Friday 9 May 2014

A fig leaf?

'Twas only yesterday I remarked that "The thing about protest parties, in full view of the media, is that they provide a platform for non-entities and excommunicated local politicians with galactic egos.  They need Ukip, and if they represent an ethnic minority, Ukip needs them.  But this is a Faustian pact.  The problem with craven narcissists seeking a platform is they tend to be a liability."

Enter Raj Chandran, failed Nottinghamshire PCC candidate, former mayor of Gedling (and Freemason) and former Commissioner for Racial Equality. He has joined UKIP and has said his party is not racist.  So that answers that then. Ukip is not a racist party after all.

As an appointment it's not as tokenistic as it would appear.  Ukip would shut down the Commission for Racial Equality overnight for sure, which is probably no bad thing, but it seems Chandran would too. The Guardian stops short of calling him an Uncle Tom, but the New Statesman does not. While Liam fox was accused of  "paying the race card" by Labour for suggesting doctors should be forced to speak English, just as the GMC proposed scrapping compulsory English tests, former GP Raj Chandran said: "This will be terrible. Doctors do not sell cars, they deal with lives. Instead of scrapping all tests, the GMC should give a compulsory crash course in English for all doctors, so that there are fewer mistakes in surgeries." Who could disagree?

However, by googling his name we find two incidences of grubby shenanigans. In October 2013, Nottinghamshire coroner Mairin Casey suspended an inquest into the death of Samantha Carmichael following concerns raised about the Pantiles Medical Centre, on Church Street, Sutton – run by Dr Qudsia Chandran and her husband Dr Raj Chandran – to allow for consultation with senior health officials. Ms Casey ruled that the poor care she received at the Pantiles Medical Centre did not contribute towards Mrs Carmichael’s death, and that she had not returned to the health centre following the first appointment.  But poor care is poor care.

That in itself does not raise an eyebrow but then having retired as a GP, we find his care home was investigated for poor care and financial irregularities regarding the expenses of residents. In May 2012, Manor House Care Home's contract was suspended by Nottinghamshire County Council because of concerns over care of residents. Those in glass houses should perhaps not throw stones.

Turning to the man's politics, in his PCC manifesto, Chadran wants to increase the amount of police in the Nottinghamshire by five hundred special police constables and four hundred community protection officers, as well as ‘upgrading’ community support officers. By upgrading, he means giving powers of arrest to PCSO's, which is absolutely terrifying (assuming that is within the gift of a PCC).  Where he thinks those 500 volunteers are going to come from I don't know, but it all seems rather at odds with Ukip since Norfolk's Ukip PCC candidate branded PCSOs as "plastic policemen". I'm sure he is not out of step with the rest of Ukip, or most taxpayers for that matter.

Small beer you might say, but Chandran is clearly a man with political ambitions who, while having enjoyed some success, his polling as a PCC candidate suggests that he needs Ukip as much as Ukip needs him.  Having selected a quangocrat from the CRE, it is surely an asset to the Cult of Farage, but Ukip should be careful. Ukip tends to be the end-of-line dustbin and last-chance-saloon for politicians whose credibility is spent (see Hamilton, Neil).

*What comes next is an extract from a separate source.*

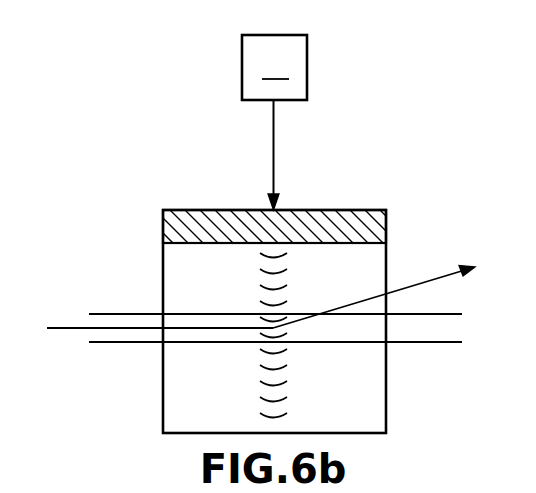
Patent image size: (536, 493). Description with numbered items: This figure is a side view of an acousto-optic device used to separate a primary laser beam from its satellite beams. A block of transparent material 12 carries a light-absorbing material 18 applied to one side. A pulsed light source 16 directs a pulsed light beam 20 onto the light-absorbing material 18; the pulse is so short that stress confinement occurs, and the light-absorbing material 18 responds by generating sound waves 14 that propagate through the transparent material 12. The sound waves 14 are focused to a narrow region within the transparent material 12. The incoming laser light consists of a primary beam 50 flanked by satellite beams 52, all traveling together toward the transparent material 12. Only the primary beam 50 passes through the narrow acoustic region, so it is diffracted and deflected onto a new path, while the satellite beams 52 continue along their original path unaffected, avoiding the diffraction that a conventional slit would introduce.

While it may be that Chandran's views are simply not politically correct enough for the mainstream parties, and the contract suspension by Nottinghamshire County Council may well be politically motivated (having been a mayor in the region), there ain't quite nothing quite so murky as UK local politics, and if there is muck to be raked, the Guardian will most certainly rake it.  While the public don't seem to mind Farage having his hands in the till, the public take a very dim view of poorly run care homes. Ukippers should hope that Farage has taken greater care in vetting him than recent appointments.  There is room for colourful characters, but not crooks.

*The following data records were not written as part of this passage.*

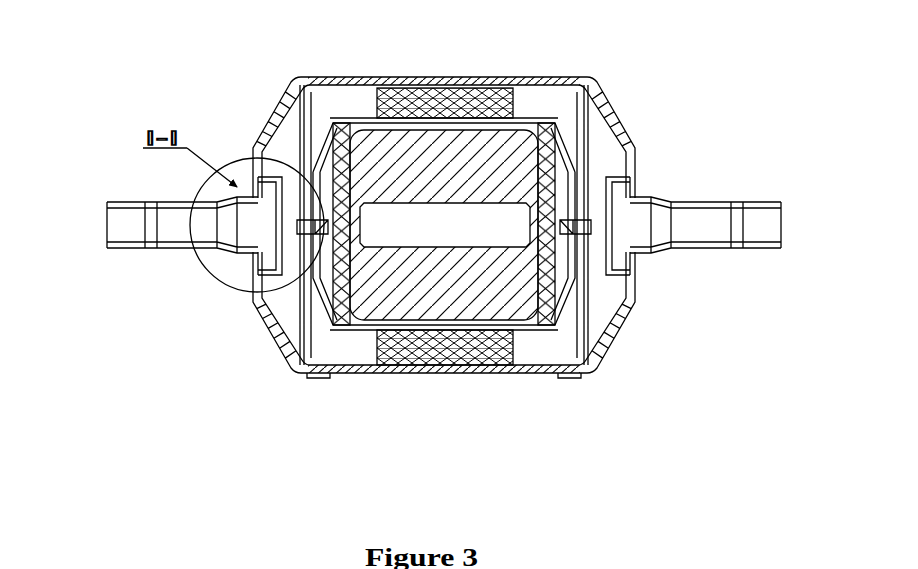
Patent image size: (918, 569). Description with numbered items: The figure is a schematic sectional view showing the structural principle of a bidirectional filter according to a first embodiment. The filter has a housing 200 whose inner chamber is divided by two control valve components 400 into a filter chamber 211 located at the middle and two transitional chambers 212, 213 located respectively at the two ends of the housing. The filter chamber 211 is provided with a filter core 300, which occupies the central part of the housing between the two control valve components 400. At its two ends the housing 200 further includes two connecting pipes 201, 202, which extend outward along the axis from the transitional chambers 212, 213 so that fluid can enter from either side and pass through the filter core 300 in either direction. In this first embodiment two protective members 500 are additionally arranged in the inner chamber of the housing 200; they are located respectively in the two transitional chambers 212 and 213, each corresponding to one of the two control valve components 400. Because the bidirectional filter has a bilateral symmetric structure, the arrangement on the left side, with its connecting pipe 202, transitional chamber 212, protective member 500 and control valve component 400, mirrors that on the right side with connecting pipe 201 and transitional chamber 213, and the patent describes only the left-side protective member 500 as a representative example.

The housing 200 is at (337, 370).
The connecting pipe 201 is at (673, 251).
The connecting pipe 202 is at (127, 233).
The filter chamber 211 is at (360, 98).
The transitional chamber 212 is at (283, 148).
The transitional chamber 213 is at (607, 153).
The filter core 300 is at (457, 307).
The control valve component 400 is at (570, 125).
The protective member 500 is at (283, 247).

That said, if Ukip thinks this appointment gets them off the hook whenever the r-word rears its ugly head, it is not out of the woods just yet.  If the the latest bill posters set the tone and nature of Ukip campaigning for the future they won't have seen their last embarrassment, and if they think a fig-leaf appointment like this will help them shake it, they are mistaken. Without addressing the more fundamental flaws in Ukip's make up, it will be bumping its head on that glass ceiling soon enough.